Ferrucyon Temporal range: Pliocene (Blancan) ~4.9–2.6 Ma PreꞒ Ꞓ O S D C P T J K Pg N

Scientific classification
- Kingdom: Animalia
- Phylum: Chordata
- Class: Mammalia
- Order: Carnivora
- Family: Canidae
- Genus: †Ferrucyon Ruiz-Ramoni et al., 2020
- Species: †F. avius
- Binomial name: †Ferrucyon avius (Tedford et al. 2009)

= Ferrucyon =

- Genus: Ferrucyon
- Species: avius
- Authority: (Tedford et al. 2009)
- Parent authority: Ruiz-Ramoni et al., 2020

Extinct species of carnivore

Ferrucyon is an extinct genus of omnivorous mammal of the family Canidae, which inhabited North America during the Pliocene, Blancan in the NALMA classification, from about 4.9 to approximately 2.6 Ma. The type species, F. avius, was originally interpreted as a relative of the modern crab-eating fox, and described as a species belonging to the genus Cerdocyon. Ruiz-Ramoni et al. (2020) reinterpreted it as a vulpine canid related to North American species Metalopex macconnelli, and to the Eurasian genus Nyctereutes.
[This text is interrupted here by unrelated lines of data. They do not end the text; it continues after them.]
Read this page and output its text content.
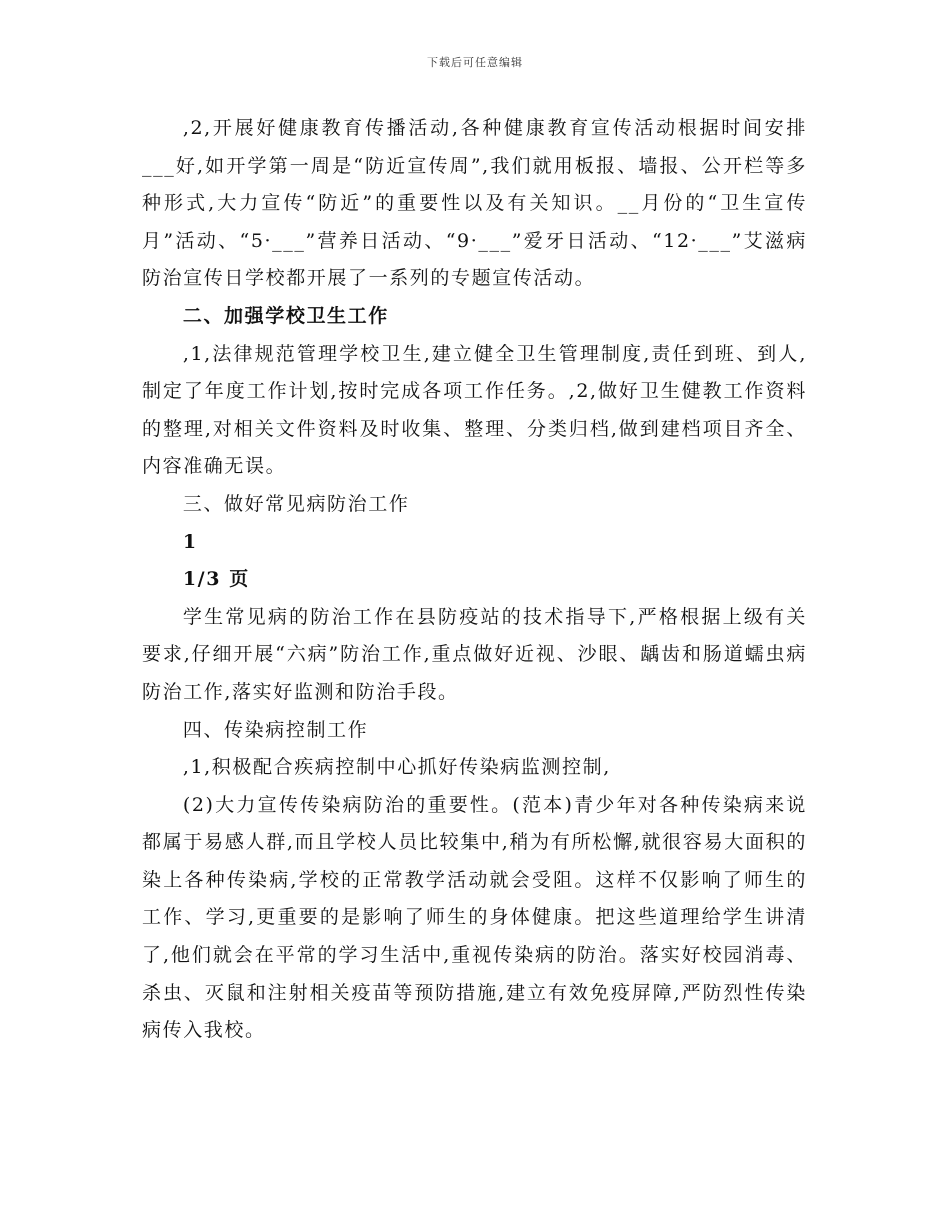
下载后可任意编辑

,2,开展好健康教育传播活动,各种健康教育宣传活动根据时间安排___好,如开学第一周是“防近宣传周”,我们就用板报、墙报、公开栏等多种形式,大力宣传“防近”的重要性以及有关知识。__月份的“卫生宣传月”活动、“5·___”营养日活动、“9·___”爱牙日活动、“12·___”艾滋病防治宣传日学校都开展了一系列的专题宣传活动。

二、加强学校卫生工作

,1,法律规范管理学校卫生,建立健全卫生管理制度,责任到班、到人,制定了年度工作计划,按时完成各项工作任务。,2,做好卫生健教工作资料的整理,对相关文件资料及时收集、整理、分类归档,做到建档项目齐全、内容准确无误。

三、做好常见病防治工作

1

1/3 页

学生常见病的防治工作在县防疫站的技术指导下,严格根据上级有关要求,仔细开展“六病”防治工作,重点做好近视、沙眼、龋齿和肠道蠕虫病防治工作,落实好监测和防治手段。

四、传染病控制工作

,1,积极配合疾病控制中心抓好传染病监测控制,

(2)大力宣传传染病防治的重要性。(范本)青少年对各种传染病来说都属于易感人群,而且学校人员比较集中,稍为有所松懈,就很容易大面积的染上各种传染病,学校的正常教学活动就会受阻。这样不仅影响了师生的工作、学习,更重要的是影响了师生的身体健康。把这些道理给学生讲清了,他们就会在平常的学习生活中,重视传染病的防治。落实好校园消毒、杀虫、灭鼠和注射相关疫苗等预防措施,建立有效免疫屏障,严防烈性传染病传入我校。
This reinterpretation necessitated removal of "Cerdocyon" avius from the genus Cerdocyon, and Ruiz-Ramoni et al. (2020) transferred it to the separate genus Ferrucyon.

== Taxonomy ==
Cerdocyon was named by Hamilton-Smith (1839). It was assigned to Canidae by Hamilton-Smith (1839) and Carroll (1988).

F. avius was about 80 cm long. Fossils of the species have been found in Baja California (Refugio Formation).